The pair, who run Liquid Studios, a composing and recording service for advertising, film, and TV music, wanted to create a concept album in their spare time, to keep the creative juices flowing.
They landed on a rock opera based on Romeo and Juliet as their favourite idea, and over the next six years, they wrote and recorded 40 tracks, varying from rock to hip-hop, pop to gospel, essentially creating a libretto.
"It involved fusing youth's most popular language - contemporary pop music - with Shakespeare's centuries-old text," the producers explain.
"The Bard made it easy. Iambic pentameter makes perfect sense in hip-hop. The natural cadence of nearly every phrase over-rides the hard consonant endings of most English words. The sheer drive of the story creates emotional signposts that music can reinforce. To us it seems Shakespeare was meant to be sung."

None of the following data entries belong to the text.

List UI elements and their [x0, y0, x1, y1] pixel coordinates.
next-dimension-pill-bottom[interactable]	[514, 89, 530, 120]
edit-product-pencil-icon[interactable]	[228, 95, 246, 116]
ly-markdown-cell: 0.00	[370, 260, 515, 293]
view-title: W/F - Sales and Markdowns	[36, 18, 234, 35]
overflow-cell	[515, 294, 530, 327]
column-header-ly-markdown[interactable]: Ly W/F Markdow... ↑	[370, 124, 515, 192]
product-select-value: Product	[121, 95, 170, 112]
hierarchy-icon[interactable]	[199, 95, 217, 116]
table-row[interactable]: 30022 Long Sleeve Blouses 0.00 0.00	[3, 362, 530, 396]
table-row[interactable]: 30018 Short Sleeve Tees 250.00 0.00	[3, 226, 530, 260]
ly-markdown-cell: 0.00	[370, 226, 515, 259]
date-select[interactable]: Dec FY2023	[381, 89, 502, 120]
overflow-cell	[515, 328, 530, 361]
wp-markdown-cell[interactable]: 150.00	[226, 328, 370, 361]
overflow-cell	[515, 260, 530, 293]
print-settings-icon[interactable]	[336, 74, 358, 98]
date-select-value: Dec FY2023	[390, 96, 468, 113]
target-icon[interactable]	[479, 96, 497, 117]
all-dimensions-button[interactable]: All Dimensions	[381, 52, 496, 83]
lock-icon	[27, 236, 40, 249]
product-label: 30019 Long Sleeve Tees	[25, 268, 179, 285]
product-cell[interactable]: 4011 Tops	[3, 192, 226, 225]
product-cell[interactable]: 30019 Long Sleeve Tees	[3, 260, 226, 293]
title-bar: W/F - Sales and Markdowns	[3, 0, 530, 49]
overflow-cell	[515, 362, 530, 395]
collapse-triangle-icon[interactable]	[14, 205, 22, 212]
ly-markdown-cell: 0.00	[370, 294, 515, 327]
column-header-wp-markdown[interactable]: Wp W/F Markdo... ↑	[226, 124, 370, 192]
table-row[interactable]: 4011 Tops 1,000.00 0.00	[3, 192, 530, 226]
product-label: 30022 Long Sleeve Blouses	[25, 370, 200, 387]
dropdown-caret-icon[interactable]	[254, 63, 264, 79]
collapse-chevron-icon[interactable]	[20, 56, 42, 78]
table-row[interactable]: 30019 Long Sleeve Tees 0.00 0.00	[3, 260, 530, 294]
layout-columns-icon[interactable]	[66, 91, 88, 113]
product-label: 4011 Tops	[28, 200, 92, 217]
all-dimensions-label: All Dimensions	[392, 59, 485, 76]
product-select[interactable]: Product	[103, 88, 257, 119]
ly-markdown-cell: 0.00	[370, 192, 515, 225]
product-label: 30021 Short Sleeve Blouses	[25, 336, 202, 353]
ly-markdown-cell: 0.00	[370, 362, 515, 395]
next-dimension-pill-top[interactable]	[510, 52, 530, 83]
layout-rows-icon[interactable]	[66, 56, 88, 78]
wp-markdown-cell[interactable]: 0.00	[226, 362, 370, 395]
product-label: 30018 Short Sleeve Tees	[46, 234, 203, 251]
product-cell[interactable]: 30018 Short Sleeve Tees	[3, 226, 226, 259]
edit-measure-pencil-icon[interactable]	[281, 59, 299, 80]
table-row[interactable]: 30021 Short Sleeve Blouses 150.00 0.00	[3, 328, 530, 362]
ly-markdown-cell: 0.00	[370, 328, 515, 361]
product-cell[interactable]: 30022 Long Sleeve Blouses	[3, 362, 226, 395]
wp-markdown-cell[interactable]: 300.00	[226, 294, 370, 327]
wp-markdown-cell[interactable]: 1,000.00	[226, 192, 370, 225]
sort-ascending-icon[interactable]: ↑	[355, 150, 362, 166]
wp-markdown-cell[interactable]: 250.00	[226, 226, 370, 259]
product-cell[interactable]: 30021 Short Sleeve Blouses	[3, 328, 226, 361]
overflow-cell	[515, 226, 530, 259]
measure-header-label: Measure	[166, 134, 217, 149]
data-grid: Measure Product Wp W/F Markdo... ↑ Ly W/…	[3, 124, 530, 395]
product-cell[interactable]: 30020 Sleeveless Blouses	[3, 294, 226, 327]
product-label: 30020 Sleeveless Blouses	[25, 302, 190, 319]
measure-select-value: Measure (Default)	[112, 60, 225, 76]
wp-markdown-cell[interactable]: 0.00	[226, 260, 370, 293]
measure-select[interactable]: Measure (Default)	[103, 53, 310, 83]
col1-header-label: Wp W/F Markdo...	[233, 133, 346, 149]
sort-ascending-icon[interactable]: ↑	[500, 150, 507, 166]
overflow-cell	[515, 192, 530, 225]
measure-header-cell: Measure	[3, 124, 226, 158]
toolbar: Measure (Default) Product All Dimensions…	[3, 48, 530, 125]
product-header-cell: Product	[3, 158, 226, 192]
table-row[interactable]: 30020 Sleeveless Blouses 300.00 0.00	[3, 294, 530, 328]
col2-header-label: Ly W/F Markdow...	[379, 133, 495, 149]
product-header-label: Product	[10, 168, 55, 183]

Then they shared it with a few key international contacts, and ended up collaborating with the Arts Educational School of London, whose president is Andrew Lloyd Webber, to turn it into an off-West End musical.
It was staged in June 2010, but O'Neill and Van Der Fluit could already see a life for their project beyond the production: turning it into a New Zealand feature film.
They asked Tim Van Dammen, best known as a music video director, to direct Romeo and Juliet: A Love Song.
There's no dialogue - the actors lip-synch with the recordings of the libretto (many tracks have been re-recorded by various local singers since the project began), and the action unfolds in tandem.
Set at the beachside Verona Campground, it follows the young Juliet and Romeo, played by models Christopher Landon and Derya Parlak, and their families, through violence and heartbreak in trailer-trash chic, colour-soaked, fashion-shoot style.
As Van Dammen explains: "This is Romeo and Juliet for the YouTube generation ... The everlasting story unfolds afresh through a driving, sometimes high-camp, musical score set against the swap-a-crates and spliff culture of trailer-park boys; the sublime cinematography against the dilapidated caravans and outre interiors."